BM and BD handled the situation perfectly. I wouldn't worry about it at this point. It was handled. I wouldn't automatically assume that the older boy was lying intentionally or out of malice. 

WifeyC
by Platinum Member on Jan. 7, 2015 at 4:23 AM
3 moms liked this
Doesn't really matter what the boyfriend says. BM asked, DH told her and it sounds like she dropped it. Stop worrying about it.
kellynh
by Kelly on Jan. 7, 2015 at 7:23 AM

This, exactly. 

Quoting WifeyC: Doesn't really matter what the boyfriend says. BM asked, DH told her and it sounds like she dropped it. Stop worrying about it.


MrsStevens232
by on Jan. 7, 2015 at 7:34 AM
Thank you for your advice it really made me feel better! I will talk with the boys today after school!
faerie75
by Ruby Member on Jan. 7, 2015 at 11:13 AM
1 mom liked this
1. You do not have to communicate or deal w BM or her boy toy in any way. Block them and tell your DH to handle them.

2. DH does not have to explain shit to BM's boy toy. My SO would be inclined to tell him to go fuck himself and shut the fuck up to be quite honest.

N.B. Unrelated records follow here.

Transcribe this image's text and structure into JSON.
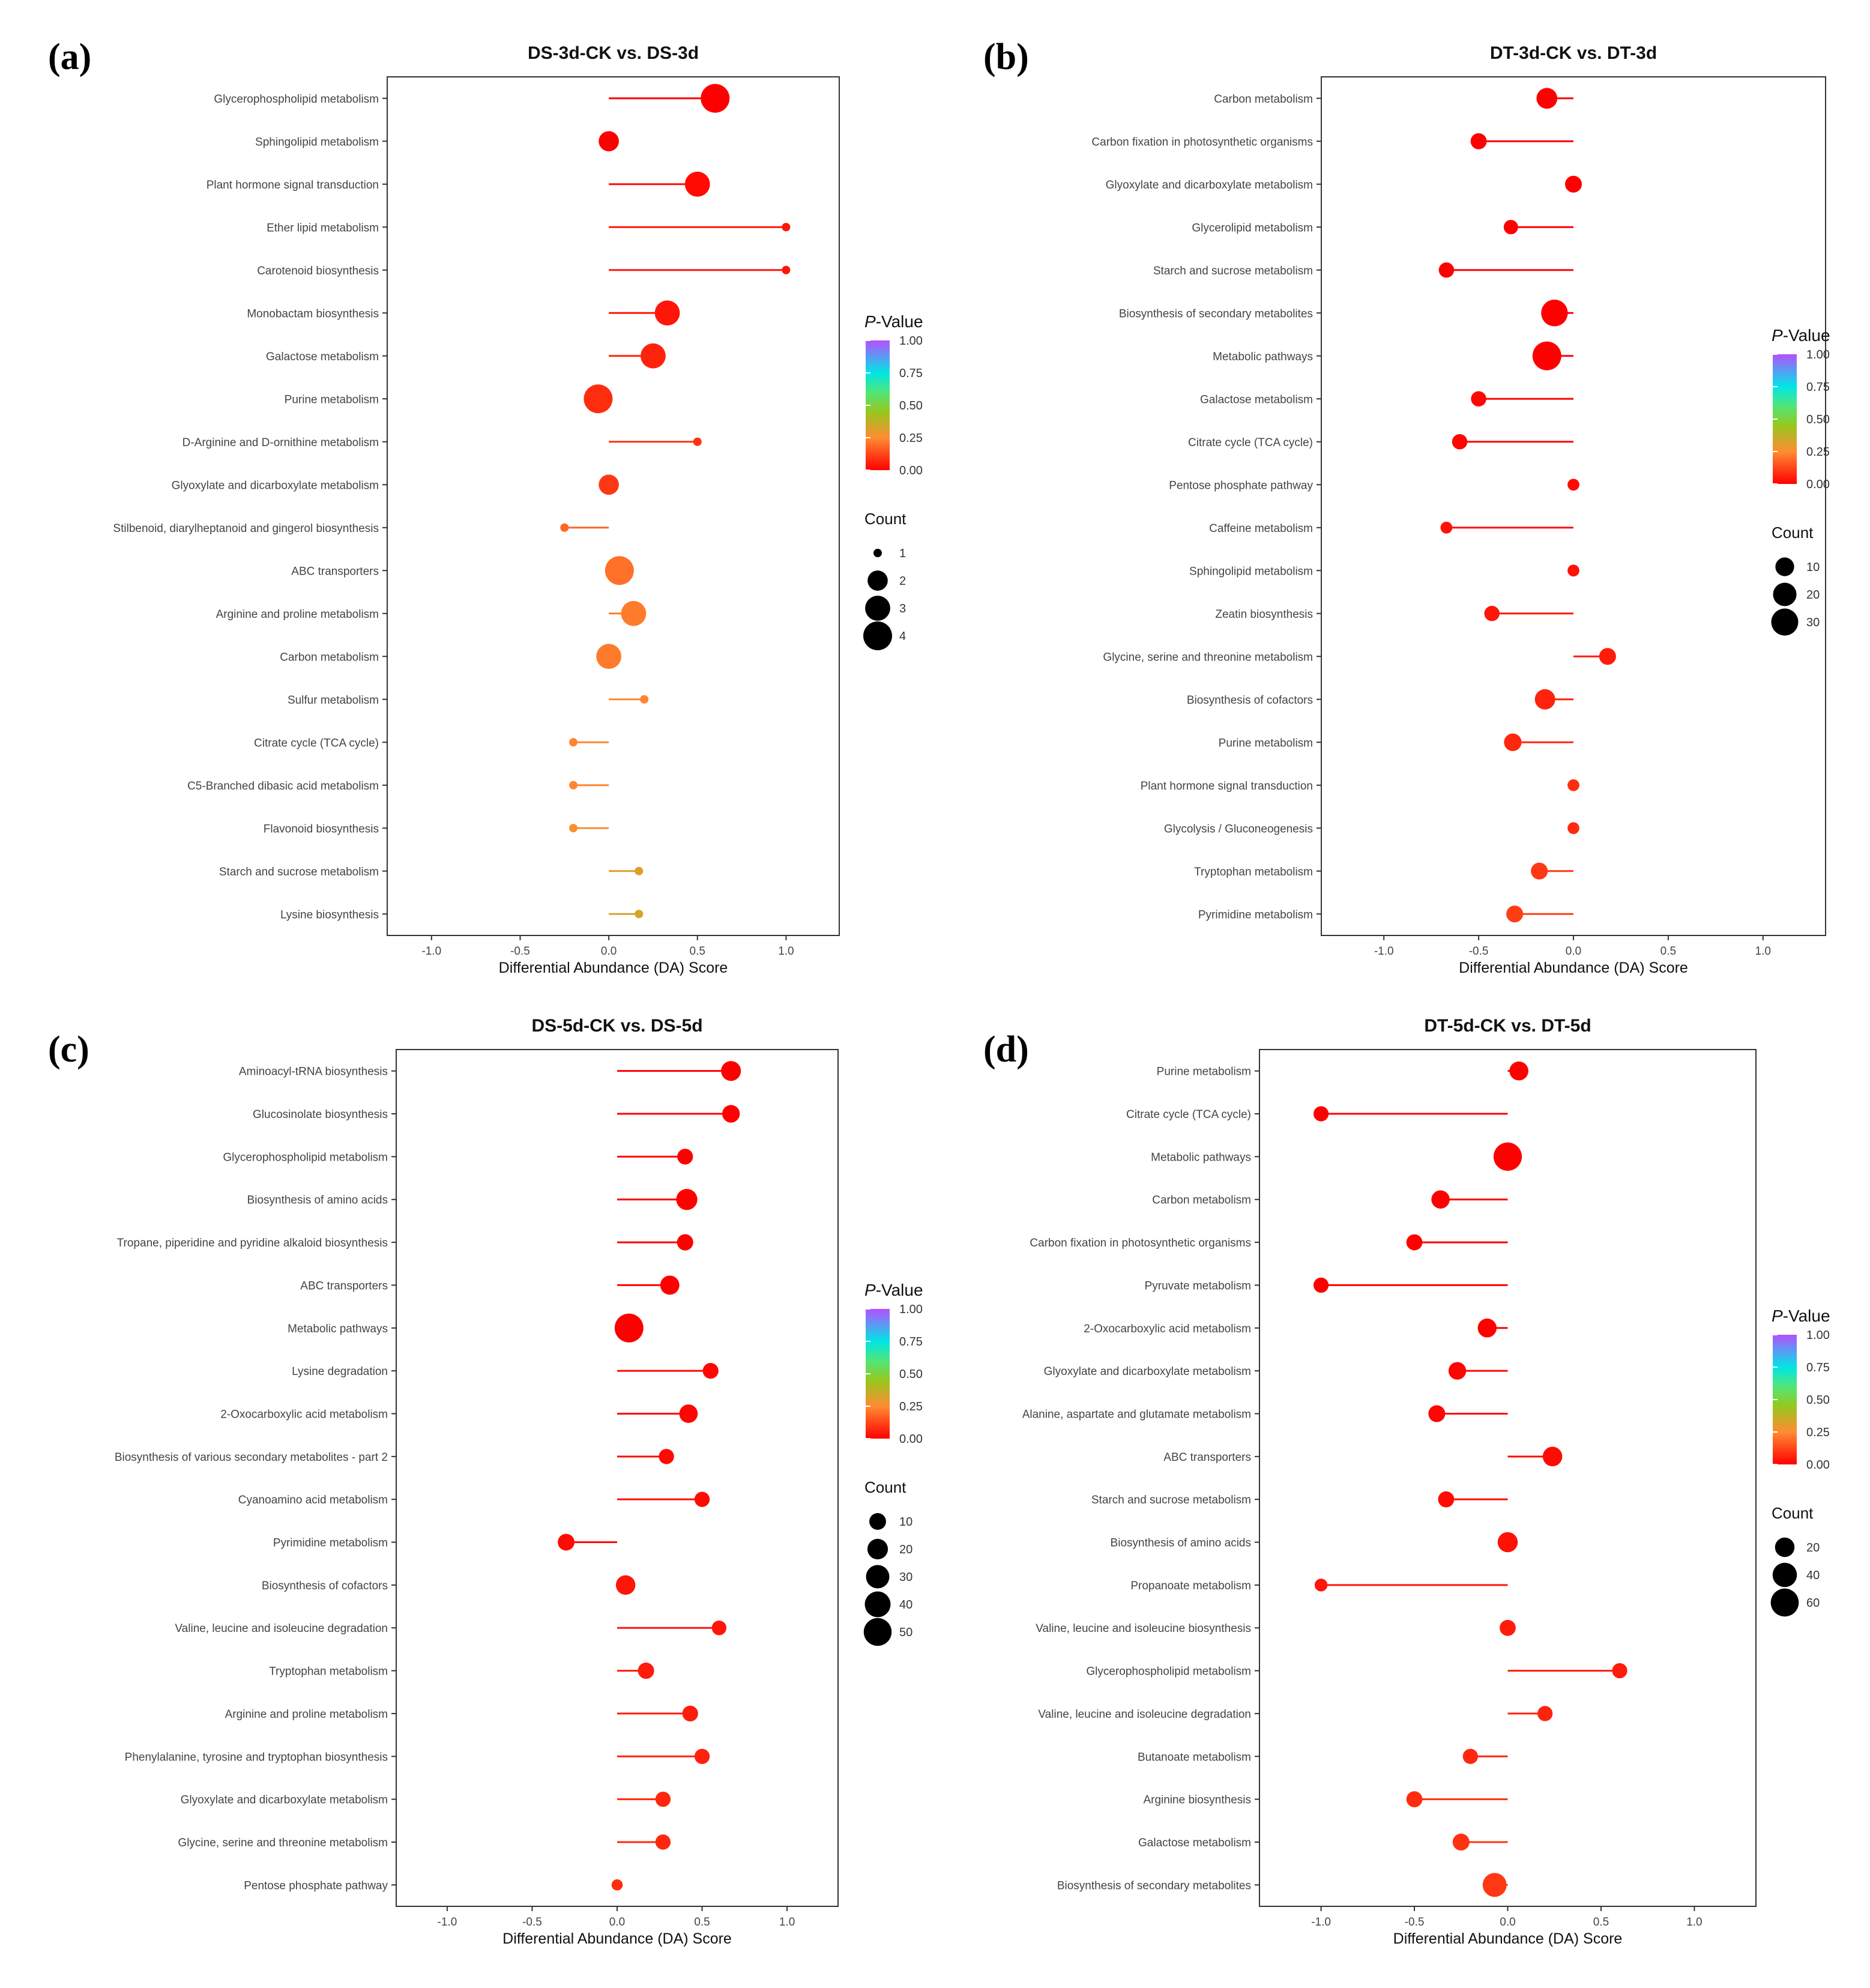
{
  "chart_data": [
    {
      "panel_label": "(a)",
      "type": "lollipop",
      "title": "DS-3d-CK vs. DS-3d",
      "xlabel": "Differential Abundance (DA) Score",
      "xlim": [
        -1.25,
        1.3
      ],
      "xticks": [
        -1.0,
        -0.5,
        0.0,
        0.5,
        1.0
      ],
      "xtick_labels": [
        "-1.0",
        "-0.5",
        "0.0",
        "0.5",
        "1.0"
      ],
      "legend": {
        "pvalue_title_italic": "P",
        "pvalue_title_rest": "-Value",
        "pvalue_ticks": [
          "1.00",
          "0.75",
          "0.50",
          "0.25",
          "0.00"
        ],
        "count_title": "Count",
        "count_values": [
          1,
          2,
          3,
          4
        ],
        "count_labels": [
          "1",
          "2",
          "3",
          "4"
        ],
        "size_range": [
          1,
          4
        ]
      },
      "points": [
        {
          "pathway": "Glycerophospholipid metabolism",
          "da": 0.6,
          "pvalue": 0.0,
          "count": 4
        },
        {
          "pathway": "Sphingolipid metabolism",
          "da": 0.0,
          "pvalue": 0.0,
          "count": 2
        },
        {
          "pathway": "Plant hormone signal transduction",
          "da": 0.5,
          "pvalue": 0.02,
          "count": 3
        },
        {
          "pathway": "Ether lipid metabolism",
          "da": 1.0,
          "pvalue": 0.04,
          "count": 1
        },
        {
          "pathway": "Carotenoid biosynthesis",
          "da": 1.0,
          "pvalue": 0.04,
          "count": 1
        },
        {
          "pathway": "Monobactam biosynthesis",
          "da": 0.33,
          "pvalue": 0.04,
          "count": 3
        },
        {
          "pathway": "Galactose metabolism",
          "da": 0.25,
          "pvalue": 0.06,
          "count": 3
        },
        {
          "pathway": "Purine metabolism",
          "da": -0.06,
          "pvalue": 0.08,
          "count": 4
        },
        {
          "pathway": "D-Arginine and D-ornithine metabolism",
          "da": 0.5,
          "pvalue": 0.09,
          "count": 1
        },
        {
          "pathway": "Glyoxylate and dicarboxylate metabolism",
          "da": 0.0,
          "pvalue": 0.1,
          "count": 2
        },
        {
          "pathway": "Stilbenoid, diarylheptanoid and gingerol biosynthesis",
          "da": -0.25,
          "pvalue": 0.18,
          "count": 1
        },
        {
          "pathway": "ABC transporters",
          "da": 0.06,
          "pvalue": 0.2,
          "count": 4
        },
        {
          "pathway": "Arginine and proline metabolism",
          "da": 0.14,
          "pvalue": 0.22,
          "count": 3
        },
        {
          "pathway": "Carbon metabolism",
          "da": 0.0,
          "pvalue": 0.22,
          "count": 3
        },
        {
          "pathway": "Sulfur metabolism",
          "da": 0.2,
          "pvalue": 0.24,
          "count": 1
        },
        {
          "pathway": "Citrate cycle (TCA cycle)",
          "da": -0.2,
          "pvalue": 0.24,
          "count": 1
        },
        {
          "pathway": "C5-Branched dibasic acid metabolism",
          "da": -0.2,
          "pvalue": 0.24,
          "count": 1
        },
        {
          "pathway": "Flavonoid biosynthesis",
          "da": -0.2,
          "pvalue": 0.26,
          "count": 1
        },
        {
          "pathway": "Starch and sucrose metabolism",
          "da": 0.17,
          "pvalue": 0.32,
          "count": 1
        },
        {
          "pathway": "Lysine biosynthesis",
          "da": 0.17,
          "pvalue": 0.33,
          "count": 1
        }
      ]
    },
    {
      "panel_label": "(b)",
      "type": "lollipop",
      "title": "DT-3d-CK vs. DT-3d",
      "xlabel": "Differential Abundance (DA) Score",
      "xlim": [
        -1.33,
        1.33
      ],
      "xticks": [
        -1.0,
        -0.5,
        0.0,
        0.5,
        1.0
      ],
      "xtick_labels": [
        "-1.0",
        "-0.5",
        "0.0",
        "0.5",
        "1.0"
      ],
      "legend": {
        "pvalue_title_italic": "P",
        "pvalue_title_rest": "-Value",
        "pvalue_ticks": [
          "1.00",
          "0.75",
          "0.50",
          "0.25",
          "0.00"
        ],
        "count_title": "Count",
        "count_values": [
          10,
          20,
          30
        ],
        "count_labels": [
          "10",
          "20",
          "30"
        ],
        "size_range": [
          1,
          36
        ]
      },
      "points": [
        {
          "pathway": "Carbon metabolism",
          "da": -0.14,
          "pvalue": 0.0,
          "count": 14
        },
        {
          "pathway": "Carbon fixation in photosynthetic organisms",
          "da": -0.5,
          "pvalue": 0.0,
          "count": 6
        },
        {
          "pathway": "Glyoxylate and dicarboxylate metabolism",
          "da": 0.0,
          "pvalue": 0.0,
          "count": 7
        },
        {
          "pathway": "Glycerolipid metabolism",
          "da": -0.33,
          "pvalue": 0.0,
          "count": 4
        },
        {
          "pathway": "Starch and sucrose metabolism",
          "da": -0.67,
          "pvalue": 0.0,
          "count": 5
        },
        {
          "pathway": "Biosynthesis of secondary metabolites",
          "da": -0.1,
          "pvalue": 0.0,
          "count": 29
        },
        {
          "pathway": "Metabolic pathways",
          "da": -0.14,
          "pvalue": 0.0,
          "count": 36
        },
        {
          "pathway": "Galactose metabolism",
          "da": -0.5,
          "pvalue": 0.01,
          "count": 5
        },
        {
          "pathway": "Citrate cycle (TCA cycle)",
          "da": -0.6,
          "pvalue": 0.01,
          "count": 5
        },
        {
          "pathway": "Pentose phosphate pathway",
          "da": 0.0,
          "pvalue": 0.02,
          "count": 2
        },
        {
          "pathway": "Caffeine metabolism",
          "da": -0.67,
          "pvalue": 0.03,
          "count": 2
        },
        {
          "pathway": "Sphingolipid metabolism",
          "da": 0.0,
          "pvalue": 0.03,
          "count": 2
        },
        {
          "pathway": "Zeatin biosynthesis",
          "da": -0.43,
          "pvalue": 0.04,
          "count": 5
        },
        {
          "pathway": "Glycine, serine and threonine metabolism",
          "da": 0.18,
          "pvalue": 0.05,
          "count": 7
        },
        {
          "pathway": "Biosynthesis of cofactors",
          "da": -0.15,
          "pvalue": 0.06,
          "count": 13
        },
        {
          "pathway": "Purine metabolism",
          "da": -0.32,
          "pvalue": 0.07,
          "count": 8
        },
        {
          "pathway": "Plant hormone signal transduction",
          "da": 0.0,
          "pvalue": 0.08,
          "count": 2
        },
        {
          "pathway": "Glycolysis / Gluconeogenesis",
          "da": 0.0,
          "pvalue": 0.08,
          "count": 2
        },
        {
          "pathway": "Tryptophan metabolism",
          "da": -0.18,
          "pvalue": 0.1,
          "count": 7
        },
        {
          "pathway": "Pyrimidine metabolism",
          "da": -0.31,
          "pvalue": 0.11,
          "count": 7
        }
      ]
    },
    {
      "panel_label": "(c)",
      "type": "lollipop",
      "title": "DS-5d-CK vs. DS-5d",
      "xlabel": "Differential Abundance (DA) Score",
      "xlim": [
        -1.3,
        1.3
      ],
      "xticks": [
        -1.0,
        -0.5,
        0.0,
        0.5,
        1.0
      ],
      "xtick_labels": [
        "-1.0",
        "-0.5",
        "0.0",
        "0.5",
        "1.0"
      ],
      "legend": {
        "pvalue_title_italic": "P",
        "pvalue_title_rest": "-Value",
        "pvalue_ticks": [
          "1.00",
          "0.75",
          "0.50",
          "0.25",
          "0.00"
        ],
        "count_title": "Count",
        "count_values": [
          10,
          20,
          30,
          40,
          50
        ],
        "count_labels": [
          "10",
          "20",
          "30",
          "40",
          "50"
        ],
        "size_range": [
          1,
          55
        ]
      },
      "points": [
        {
          "pathway": "Aminoacyl-tRNA biosynthesis",
          "da": 0.67,
          "pvalue": 0.0,
          "count": 18
        },
        {
          "pathway": "Glucosinolate biosynthesis",
          "da": 0.67,
          "pvalue": 0.0,
          "count": 12
        },
        {
          "pathway": "Glycerophospholipid metabolism",
          "da": 0.4,
          "pvalue": 0.0,
          "count": 8
        },
        {
          "pathway": "Biosynthesis of amino acids",
          "da": 0.41,
          "pvalue": 0.0,
          "count": 22
        },
        {
          "pathway": "Tropane, piperidine and pyridine alkaloid biosynthesis",
          "da": 0.4,
          "pvalue": 0.0,
          "count": 9
        },
        {
          "pathway": "ABC transporters",
          "da": 0.31,
          "pvalue": 0.0,
          "count": 16
        },
        {
          "pathway": "Metabolic pathways",
          "da": 0.07,
          "pvalue": 0.0,
          "count": 55
        },
        {
          "pathway": "Lysine degradation",
          "da": 0.55,
          "pvalue": 0.01,
          "count": 8
        },
        {
          "pathway": "2-Oxocarboxylic acid metabolism",
          "da": 0.42,
          "pvalue": 0.01,
          "count": 14
        },
        {
          "pathway": "Biosynthesis of various secondary metabolites - part 2",
          "da": 0.29,
          "pvalue": 0.02,
          "count": 7
        },
        {
          "pathway": "Cyanoamino acid metabolism",
          "da": 0.5,
          "pvalue": 0.02,
          "count": 7
        },
        {
          "pathway": "Pyrimidine metabolism",
          "da": -0.3,
          "pvalue": 0.02,
          "count": 10
        },
        {
          "pathway": "Biosynthesis of cofactors",
          "da": 0.05,
          "pvalue": 0.04,
          "count": 17
        },
        {
          "pathway": "Valine, leucine and isoleucine degradation",
          "da": 0.6,
          "pvalue": 0.04,
          "count": 6
        },
        {
          "pathway": "Tryptophan metabolism",
          "da": 0.17,
          "pvalue": 0.05,
          "count": 9
        },
        {
          "pathway": "Arginine and proline metabolism",
          "da": 0.43,
          "pvalue": 0.05,
          "count": 8
        },
        {
          "pathway": "Phenylalanine, tyrosine and tryptophan biosynthesis",
          "da": 0.5,
          "pvalue": 0.06,
          "count": 7
        },
        {
          "pathway": "Glyoxylate and dicarboxylate metabolism",
          "da": 0.27,
          "pvalue": 0.07,
          "count": 7
        },
        {
          "pathway": "Glycine, serine and threonine metabolism",
          "da": 0.27,
          "pvalue": 0.07,
          "count": 7
        },
        {
          "pathway": "Pentose phosphate pathway",
          "da": 0.0,
          "pvalue": 0.08,
          "count": 2
        }
      ]
    },
    {
      "panel_label": "(d)",
      "type": "lollipop",
      "title": "DT-5d-CK vs. DT-5d",
      "xlabel": "Differential Abundance (DA) Score",
      "xlim": [
        -1.33,
        1.33
      ],
      "xticks": [
        -1.0,
        -0.5,
        0.0,
        0.5,
        1.0
      ],
      "xtick_labels": [
        "-1.0",
        "-0.5",
        "0.0",
        "0.5",
        "1.0"
      ],
      "legend": {
        "pvalue_title_italic": "P",
        "pvalue_title_rest": "-Value",
        "pvalue_ticks": [
          "1.00",
          "0.75",
          "0.50",
          "0.25",
          "0.00"
        ],
        "count_title": "Count",
        "count_values": [
          20,
          40,
          60
        ],
        "count_labels": [
          "20",
          "40",
          "60"
        ],
        "size_range": [
          1,
          65
        ]
      },
      "points": [
        {
          "pathway": "Purine metabolism",
          "da": 0.06,
          "pvalue": 0.0,
          "count": 18
        },
        {
          "pathway": "Citrate cycle (TCA cycle)",
          "da": -1.0,
          "pvalue": 0.0,
          "count": 8
        },
        {
          "pathway": "Metabolic pathways",
          "da": 0.0,
          "pvalue": 0.0,
          "count": 62
        },
        {
          "pathway": "Carbon metabolism",
          "da": -0.36,
          "pvalue": 0.0,
          "count": 16
        },
        {
          "pathway": "Carbon fixation in photosynthetic organisms",
          "da": -0.5,
          "pvalue": 0.0,
          "count": 10
        },
        {
          "pathway": "Pyruvate metabolism",
          "da": -1.0,
          "pvalue": 0.0,
          "count": 8
        },
        {
          "pathway": "2-Oxocarboxylic acid metabolism",
          "da": -0.11,
          "pvalue": 0.0,
          "count": 18
        },
        {
          "pathway": "Glyoxylate and dicarboxylate metabolism",
          "da": -0.27,
          "pvalue": 0.01,
          "count": 14
        },
        {
          "pathway": "Alanine, aspartate and glutamate metabolism",
          "da": -0.38,
          "pvalue": 0.01,
          "count": 12
        },
        {
          "pathway": "ABC transporters",
          "da": 0.24,
          "pvalue": 0.02,
          "count": 20
        },
        {
          "pathway": "Starch and sucrose metabolism",
          "da": -0.33,
          "pvalue": 0.02,
          "count": 10
        },
        {
          "pathway": "Biosynthesis of amino acids",
          "da": 0.0,
          "pvalue": 0.03,
          "count": 22
        },
        {
          "pathway": "Propanoate metabolism",
          "da": -1.0,
          "pvalue": 0.04,
          "count": 4
        },
        {
          "pathway": "Valine, leucine and isoleucine biosynthesis",
          "da": 0.0,
          "pvalue": 0.05,
          "count": 10
        },
        {
          "pathway": "Glycerophospholipid metabolism",
          "da": 0.6,
          "pvalue": 0.05,
          "count": 8
        },
        {
          "pathway": "Valine, leucine and isoleucine degradation",
          "da": 0.2,
          "pvalue": 0.06,
          "count": 8
        },
        {
          "pathway": "Butanoate metabolism",
          "da": -0.2,
          "pvalue": 0.07,
          "count": 8
        },
        {
          "pathway": "Arginine biosynthesis",
          "da": -0.5,
          "pvalue": 0.08,
          "count": 10
        },
        {
          "pathway": "Galactose metabolism",
          "da": -0.25,
          "pvalue": 0.09,
          "count": 12
        },
        {
          "pathway": "Biosynthesis of secondary metabolites",
          "da": -0.07,
          "pvalue": 0.1,
          "count": 38
        }
      ]
    }
  ]
}
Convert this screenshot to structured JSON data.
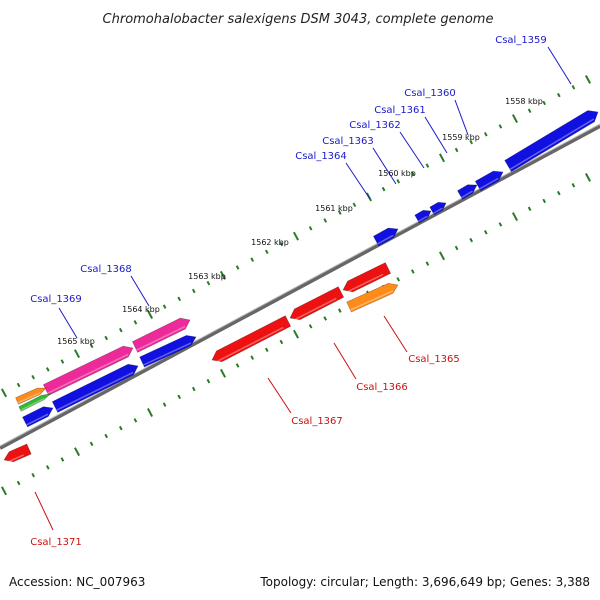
{
  "title": "Chromohalobacter salexigens DSM 3043, complete genome",
  "footer": {
    "accession": "Accession: NC_007963",
    "summary": "Topology: circular; Length: 3,696,649 bp; Genes: 3,388"
  },
  "colors": {
    "backbone": "#888888",
    "tick": "#2a7a2a",
    "forward_label": "#1a1acc",
    "reverse_label": "#cc1111",
    "blue": "#1010e0",
    "red": "#ee1111",
    "magenta": "#ee2a9a",
    "orange": "#ff8c1a",
    "green": "#33bb33"
  },
  "scale_labels": [
    "1558 kbp",
    "1559 kbp",
    "1560 kbp",
    "1561 kbp",
    "1562 kbp",
    "1563 kbp",
    "1564 kbp",
    "1565 kbp"
  ],
  "gene_labels": [
    {
      "text": "Csal_1359",
      "strand": "forward"
    },
    {
      "text": "Csal_1360",
      "strand": "forward"
    },
    {
      "text": "Csal_1361",
      "strand": "forward"
    },
    {
      "text": "Csal_1362",
      "strand": "forward"
    },
    {
      "text": "Csal_1363",
      "strand": "forward"
    },
    {
      "text": "Csal_1364",
      "strand": "forward"
    },
    {
      "text": "Csal_1368",
      "strand": "forward"
    },
    {
      "text": "Csal_1369",
      "strand": "forward"
    },
    {
      "text": "Csal_1365",
      "strand": "reverse"
    },
    {
      "text": "Csal_1366",
      "strand": "reverse"
    },
    {
      "text": "Csal_1367",
      "strand": "reverse"
    },
    {
      "text": "Csal_1371",
      "strand": "reverse"
    }
  ]
}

3. Don't let them bother you. If they were so concerned that you don't raise them right maybe BM could get her shit together and raise her own damn kids.
Leigh84
by Gold Member on Jan. 7, 2015 at 11:29 AM
1 mom liked this
Kids tend to twist stuff around sometimes or maybe, BM and her bf didn't fully understand what oss was saying so she asked your DH about it. Anyway her bf is irrelevant but it sounds like BM got the correct info from your DH and decided to drop it.
MrsStevens232
by on Jan. 7, 2015 at 12:56 PM
You are right! She lost custody of her kids because of this bf he has her mind so twisted and now doing it to her kids. It's sad and sick!